Um precedente perigoso
O Brasil não é o único país a discutir esse tema. Nos Estados Unidos, estados como Florida e Iowa já tiveram leis que impediam ex-presidiários de votar — e foram derrubadas por tribunais. Na Alemanha, a Corte Constitucional decidiu em 2019 que a suspensão do voto só é legítima se a pena for superior a dois anos. Mas aqui, a mudança vai além: não se trata de condenados, mas de acusados. Isso abre a porta para que, no futuro, qualquer pessoa detida por investigação — mesmo sem prisão — possa ser excluída do processo eleitoral. É um passo para uma democracia de segunda classe. E o pior: foi aprovado em regime de urgência, sem audiências públicas, sem debate profundo. A sociedade mal teve tempo de reagir.Frequently Asked Questions
Como isso afeta os presos provisórios que ainda não foram julgados?
Mais de 209 mil pessoas atualmente detidas sem condenação final perderão automaticamente o direito de votar. O cancelamento do título de eleitor será feito pelo TSE assim que a prisão for registrada. Isso significa que, mesmo que sejam inocentes, não poderão escolher prefeitos, vereadores ou presidentes. A justificativa de que a prisão provisória é temporária não importa: o direito é suspenso por definição, não por decisão judicial.
Essa emenda é constitucional?
Na visão da maioria dos juristas, não é. A Constituição de 1988, no artigo 15, só permite a suspensão dos direitos políticos após sentença transitada em julgado. O Supremo Tribunal Federal já decidiu isso em 2012 e reafirmou em 2021. A emenda, portanto, é claramente inconstitucional e será derrubada pela Corte, caso seja sancionada. O que está em jogo é o poder do Legislativo de alterar direitos fundamentais sem revisão judicial.
Por que o Partido Novo está apoiando isso?

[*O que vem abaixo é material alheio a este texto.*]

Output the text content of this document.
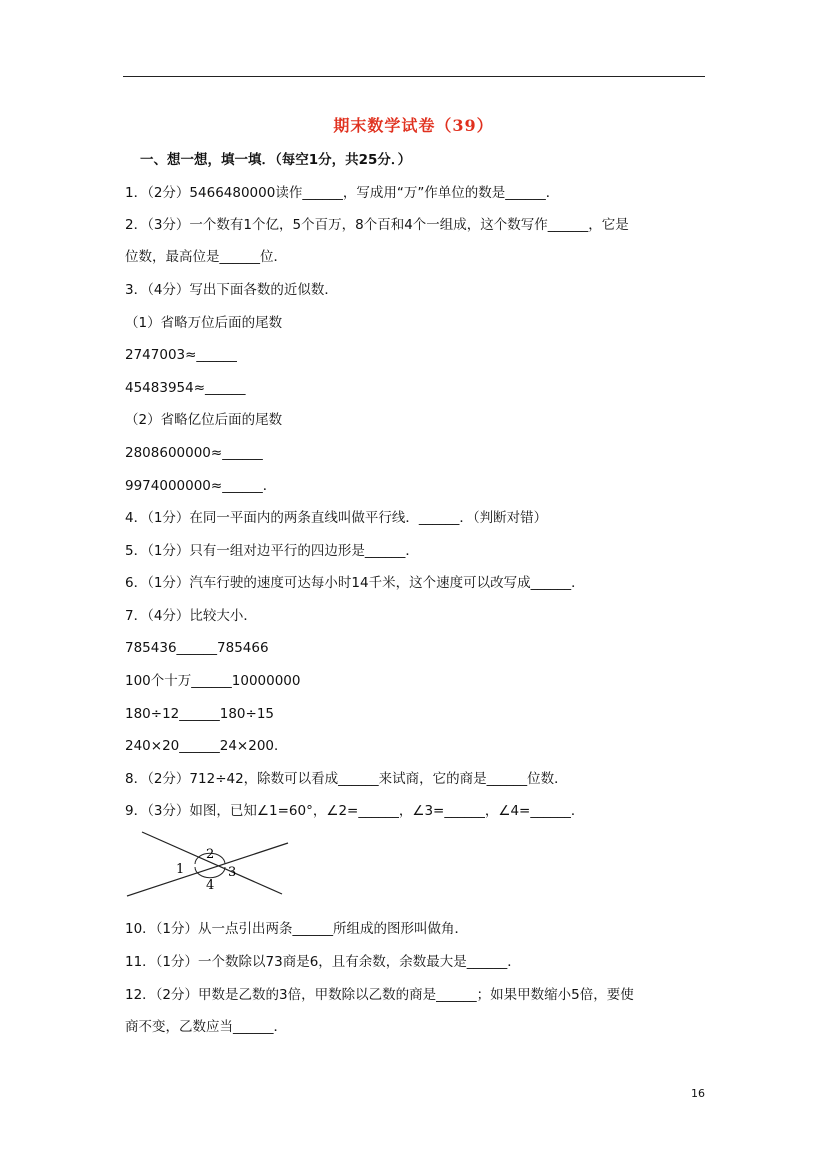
期末数学试卷（39）
一、想一想，填一填．（每空1分，共25分．）
1．（2分）5466480000读作______，写成用“万”作单位的数是______．
2．（3分）一个数有1个亿，5个百万，8个百和4个一组成，这个数写作______，它是
位数，最高位是______位．
3．（4分）写出下面各数的近似数．
（1）省略万位后面的尾数
2747003≈______
45483954≈______
（2）省略亿位后面的尾数
2808600000≈______
9974000000≈______．
4．（1分）在同一平面内的两条直线叫做平行线．______．（判断对错）
5．（1分）只有一组对边平行的四边形是______．
6．（1分）汽车行驶的速度可达每小时14千米，这个速度可以改写成______．
7．（4分）比较大小．
785436______785466
100个十万______10000000
180÷12______180÷15
240×20______24×200．
8．（2分）712÷42，除数可以看成______来试商，它的商是______位数．
9．（3分）如图，已知∠1=60°，∠2=______，∠3=______，∠4=______．
1
2
3
4
10．（1分）从一点引出两条______所组成的图形叫做角．
11．（1分）一个数除以73商是6，且有余数，余数最大是______．
12．（2分）甲数是乙数的3倍，甲数除以乙数的商是______；如果甲数缩小5倍，要使
商不变，乙数应当______．
16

Além da justificativa oficial de redução de custos, há uma leitura política: o Partido Novo, que já se distanciou de Bolsonaro, pode estar tentando se posicionar como “anti-corrupção” e “anti-impunidade”. Tirar o voto de presos provisórios — especialmente de figuras como Bolsonaro — é uma forma de mostrar força contra o que chamam de “privilégios”. Mas o efeito colateral é a erosão de direitos de milhões de pobres e negros, que não têm acesso a advogados caros.
Quem mais votou a favor da emenda além do Partido Novo?

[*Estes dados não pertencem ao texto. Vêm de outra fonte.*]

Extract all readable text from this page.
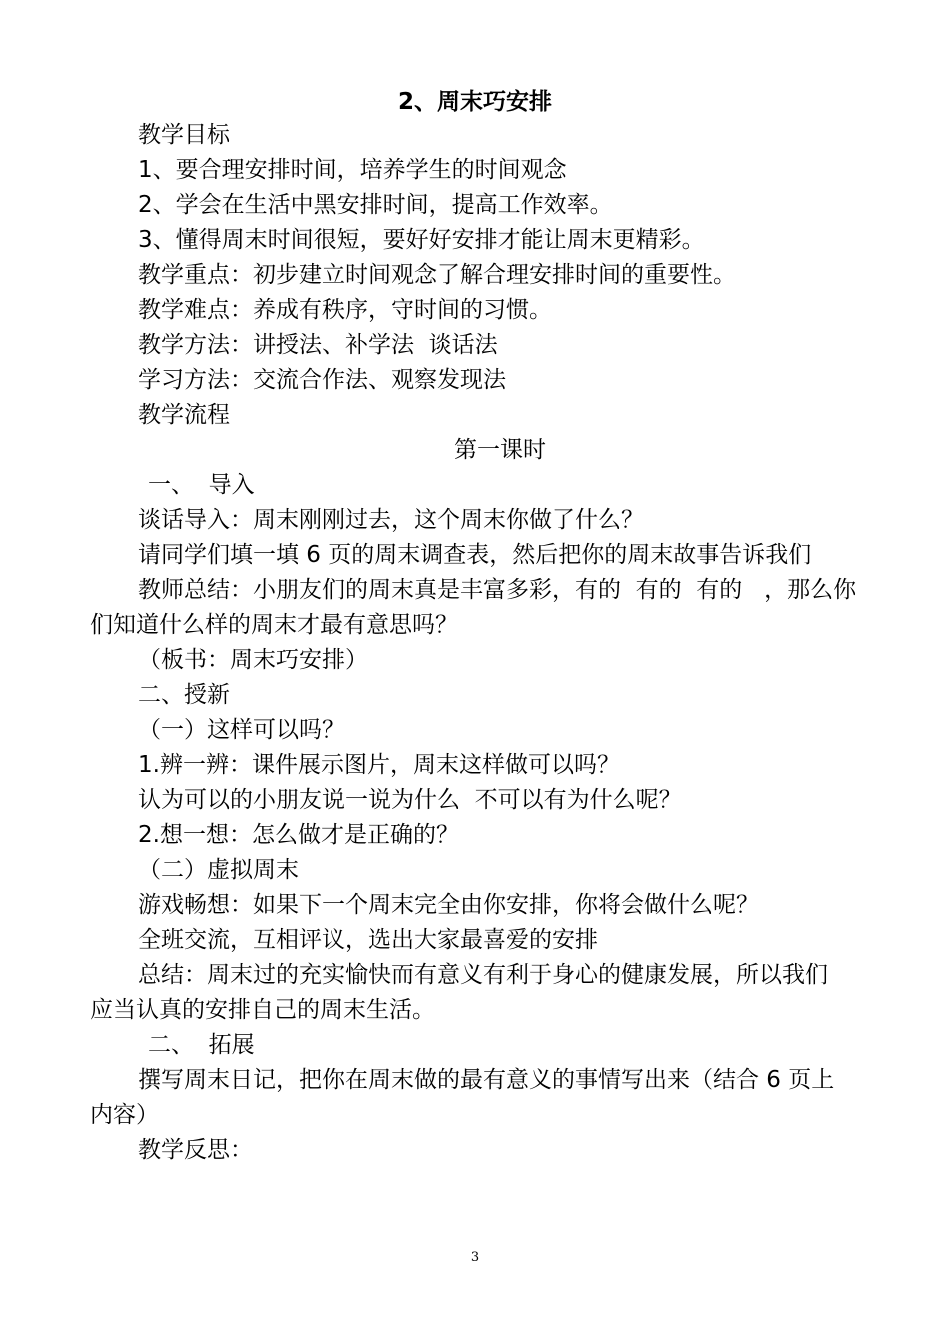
2、周末巧安排
教学目标
1、要合理安排时间，培养学生的时间观念
2、学会在生活中黑安排时间，提高工作效率。
3、懂得周末时间很短，要好好安排才能让周末更精彩。
教学重点：初步建立时间观念了解合理安排时间的重要性。
教学难点：养成有秩序，守时间的习惯。
教学方法：讲授法、补学法  谈话法
学习方法：交流合作法、观察发现法
教学流程
第一课时
一、  导入
谈话导入：周末刚刚过去，这个周末你做了什么？
请同学们填一填 6 页的周末调查表，然后把你的周末故事告诉我们
教师总结：小朋友们的周末真是丰富多彩，有的  有的  有的   ，那么你
们知道什么样的周末才最有意思吗？
（板书：周末巧安排）
二、授新
（一）这样可以吗？
1.辨一辨：课件展示图片，周末这样做可以吗？
认为可以的小朋友说一说为什么  不可以有为什么呢？
2.想一想：怎么做才是正确的？
（二）虚拟周末
游戏畅想：如果下一个周末完全由你安排，你将会做什么呢？
全班交流，互相评议，选出大家最喜爱的安排
总结：周末过的充实愉快而有意义有利于身心的健康发展，所以我们
应当认真的安排自己的周末生活。
二、  拓展
撰写周末日记，把你在周末做的最有意义的事情写出来（结合 6 页上
内容）
教学反思：
3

A emenda teve apoio transversal: deputados do PL, União, PT e até da bancada feminina, como Benedita da Silva. Isso mostra que o tema não divide apenas ideologicamente, mas também por pragmatismo político. Muitos parlamentares temem ser rotulados como “pro-criminosos” se votarem contra. O resultado é uma aprovação que reflete mais o clima de medo do que um debate sério sobre direitos civis.
O que acontece se o Senado aprovar e o presidente sancionar?

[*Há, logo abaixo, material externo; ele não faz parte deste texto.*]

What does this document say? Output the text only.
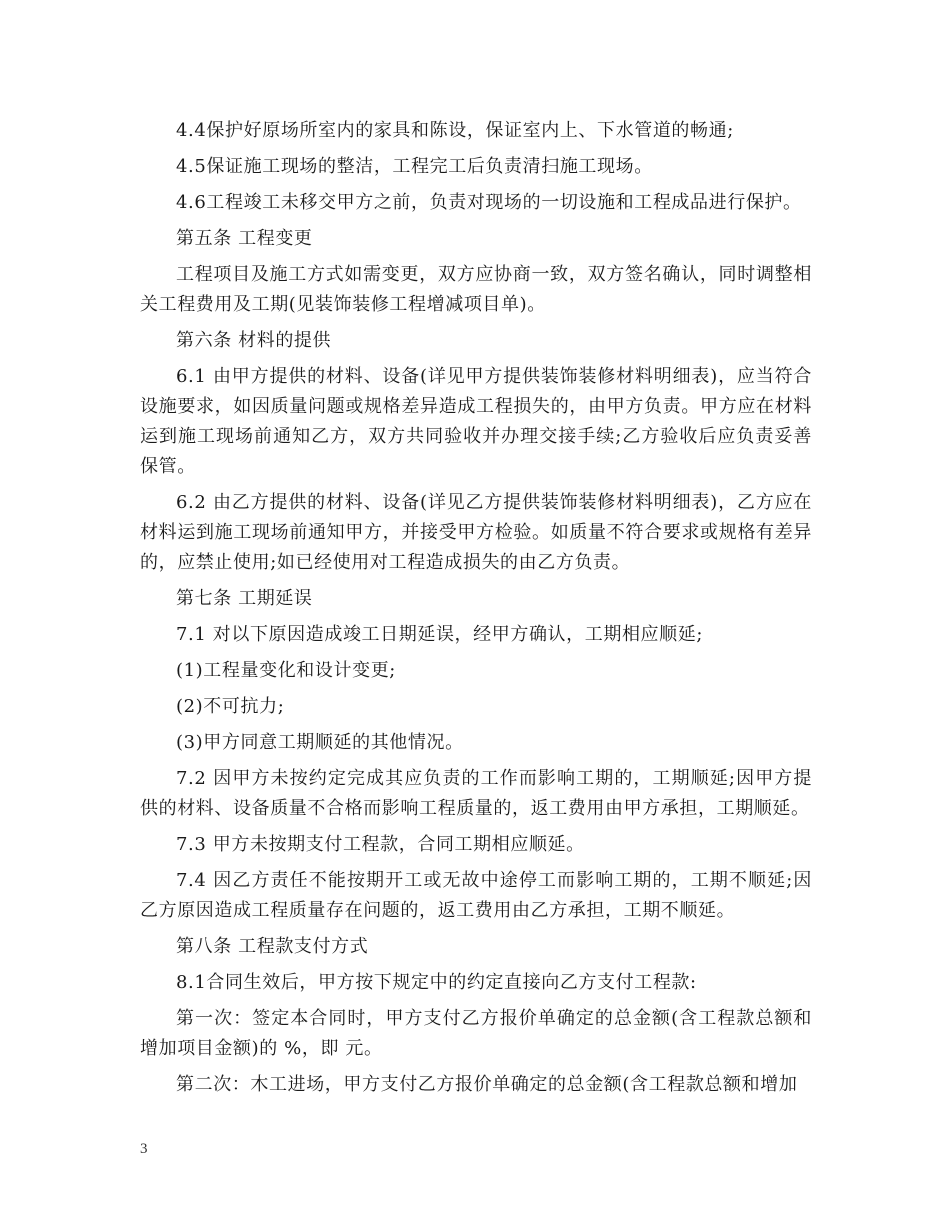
4.4保护好原场所室内的家具和陈设，保证室内上、下水管道的畅通;

4.5保证施工现场的整洁，工程完工后负责清扫施工现场。

4.6工程竣工未移交甲方之前，负责对现场的一切设施和工程成品进行保护。

第五条 工程变更

工程项目及施工方式如需变更，双方应协商一致，双方签名确认，同时调整相关工程费用及工期(见装饰装修工程增减项目单)。

第六条 材料的提供

6.1 由甲方提供的材料、设备(详见甲方提供装饰装修材料明细表)，应当符合设施要求，如因质量问题或规格差异造成工程损失的，由甲方负责。甲方应在材料运到施工现场前通知乙方，双方共同验收并办理交接手续;乙方验收后应负责妥善保管。

6.2 由乙方提供的材料、设备(详见乙方提供装饰装修材料明细表)，乙方应在材料运到施工现场前通知甲方，并接受甲方检验。如质量不符合要求或规格有差异的，应禁止使用;如已经使用对工程造成损失的由乙方负责。

第七条 工期延误

7.1 对以下原因造成竣工日期延误，经甲方确认，工期相应顺延;

(1)工程量变化和设计变更;

(2)不可抗力;

(3)甲方同意工期顺延的其他情况。

7.2 因甲方未按约定完成其应负责的工作而影响工期的，工期顺延;因甲方提供的材料、设备质量不合格而影响工程质量的，返工费用由甲方承担，工期顺延。

7.3 甲方未按期支付工程款，合同工期相应顺延。

7.4 因乙方责任不能按期开工或无故中途停工而影响工期的，工期不顺延;因乙方原因造成工程质量存在问题的，返工费用由乙方承担，工期不顺延。

第八条 工程款支付方式

8.1合同生效后，甲方按下规定中的约定直接向乙方支付工程款:

第一次：签定本合同时，甲方支付乙方报价单确定的总金额(含工程款总额和增加项目金额)的 %，即 元。

第二次：木工进场，甲方支付乙方报价单确定的总金额(含工程款总额和增加

3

A lei entrará em vigor imediatamente, mas será contestada no Supremo Tribunal Federal por meio de ações diretas de inconstitucionalidade. O TSE terá de cancelar automaticamente os títulos de eleitores em presídios. As eleições de 2026 serão as primeiras sem voto de presos provisórios — e provavelmente as primeiras a serem questionadas pela ONU e pela Comissão Interamericana de Direitos Humanos por violação de tratados internacionais assinados pelo Brasil.
Há precedentes históricos dessa mudança no Brasil?
Nunca antes na história da democracia brasileira o voto foi retirado de pessoas sem condenação final. Durante a ditadura militar, a cassação de direitos políticos era comum — mas sempre com justificativa de “segurança nacional”. Agora, a justificativa é de “ordem pública” e “custo operacional”. É um retrocesso disfarçado de eficiência. A Constituição de 1988 foi feita para evitar exatamente isso: que o Estado use a prisão como instrumento de exclusão política.